I gotta say that I’m doing my best to just “breathe”. Its hard to be mindful of that though, when I am so focused on the swirling waters around me. I find myself struggling against the currents instead of just floating alongside of them.
Lack of planning on your part, does not constitute an emergency on mine.
I should keep this phrase more in mind when it comes to other currents in my life, as they swirl around me, as well. People wanting me to become involved in the dramas that they create by their lack of planning. I feel like I’m being pulled in multiple directions, all at the same time. With each person, not realizing that there are other people pulling in exactly the opposite direction. I feel like Stretch-Armstrong on most days.
My sleep patterns are all over the map… and most of them in the desert. I haven’t gotten to bed before midnight in weeks. When I’m not being woken up at 6:20am to help Daphne with her hair, or take Rebecca to Starbucks before school; I end up sleeping well past the time that I should. Which then makes me feel rushed to accomplish what I need to do in the morning hours, before the day gets away from me.
I need to go back to the gym. 😦
I know that just getting my butt back into the gym would help me in so many ways. Not just the fact that my size 12 pants (the ones that I just bought last year in complete surprise by my own body’s shrinking size) are feeling tight around my middle – but also for the way that my body doesn’t have the same sort of energy that I’ve had in the past. I know that getting up and moving, first thing in the morning, works better for me than coffee, or espresso, at giving me energy to tackle my day. And then there’s my sleep patterns. The days that I get up, go to the gym first thing, end up being the nights that I sleep better.

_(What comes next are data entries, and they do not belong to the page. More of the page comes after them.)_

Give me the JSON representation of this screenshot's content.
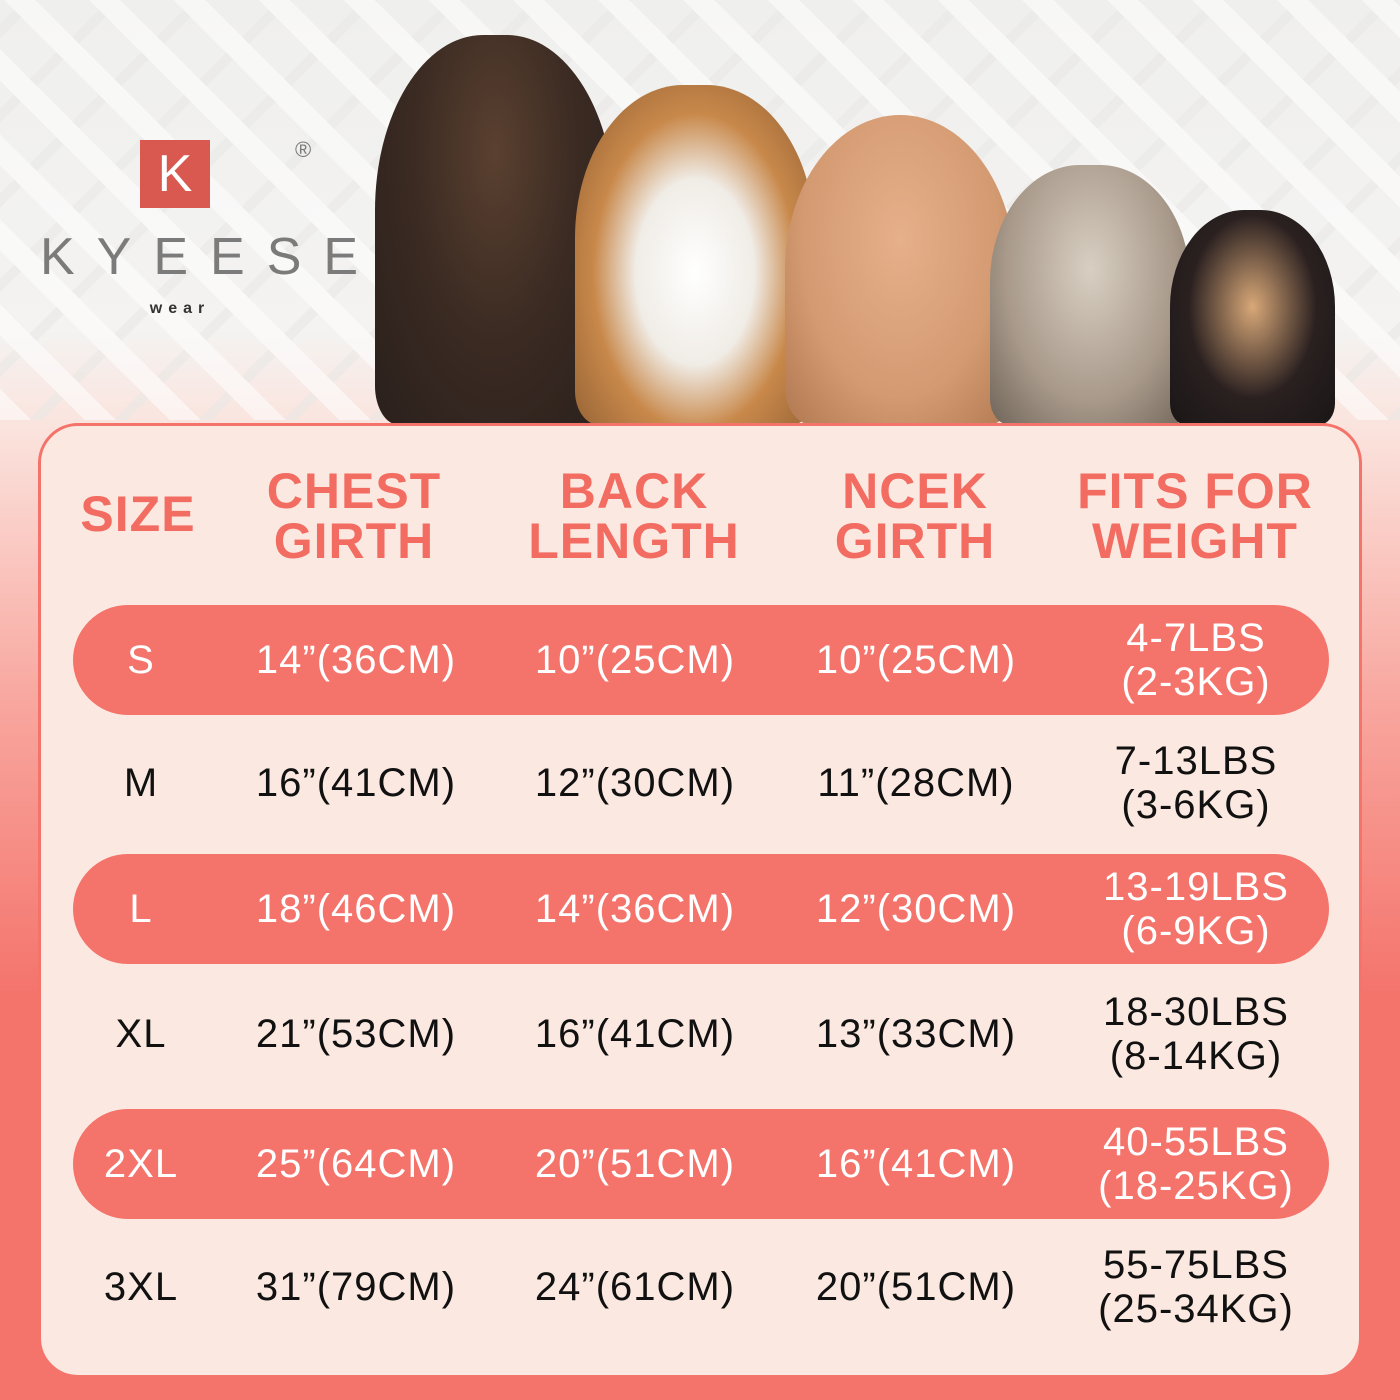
{
  "brand": {
    "logo_letter": "K",
    "name": "KYEESE",
    "sub": "wear",
    "registered": "®"
  },
  "colors": {
    "accent": "#f4736b",
    "card_bg": "#fbe8e0",
    "header_text": "#f26c62"
  },
  "headers": [
    {
      "line1": "SIZE",
      "line2": ""
    },
    {
      "line1": "CHEST",
      "line2": "GIRTH"
    },
    {
      "line1": "BACK",
      "line2": "LENGTH"
    },
    {
      "line1": "NCEK",
      "line2": "GIRTH"
    },
    {
      "line1": "FITS FOR",
      "line2": "WEIGHT"
    }
  ],
  "rows": [
    {
      "size": "S",
      "chest": "14”(36CM)",
      "back": "10”(25CM)",
      "neck": "10”(25CM)",
      "weight_lbs": "4-7LBS",
      "weight_kg": "(2-3KG)",
      "highlight": true
    },
    {
      "size": "M",
      "chest": "16”(41CM)",
      "back": "12”(30CM)",
      "neck": "11”(28CM)",
      "weight_lbs": "7-13LBS",
      "weight_kg": "(3-6KG)",
      "highlight": false
    },
    {
      "size": "L",
      "chest": "18”(46CM)",
      "back": "14”(36CM)",
      "neck": "12”(30CM)",
      "weight_lbs": "13-19LBS",
      "weight_kg": "(6-9KG)",
      "highlight": true
    },
    {
      "size": "XL",
      "chest": "21”(53CM)",
      "back": "16”(41CM)",
      "neck": "13”(33CM)",
      "weight_lbs": "18-30LBS",
      "weight_kg": "(8-14KG)",
      "highlight": false
    },
    {
      "size": "2XL",
      "chest": "25”(64CM)",
      "back": "20”(51CM)",
      "neck": "16”(41CM)",
      "weight_lbs": "40-55LBS",
      "weight_kg": "(18-25KG)",
      "highlight": true
    },
    {
      "size": "3XL",
      "chest": "31”(79CM)",
      "back": "24”(61CM)",
      "neck": "20”(51CM)",
      "weight_lbs": "55-75LBS",
      "weight_kg": "(25-34KG)",
      "highlight": false
    }
  ]
}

And then there’s my food habits. They haven’t been so great these days either. If it wasn’t for Tim, I swear I would forget to go pee on some days. I’m grateful that he is in my life, even if from a distance. I know that if he were closer, there would be more physical reminders of how much he loves me and tries to take care of me. Maybe even dinner on the table when I get home, instead of just another pile of stuff I need to get done.
I know that sooner, or later, this is gotta stop. I barely even have time to journal out my thoughts these days.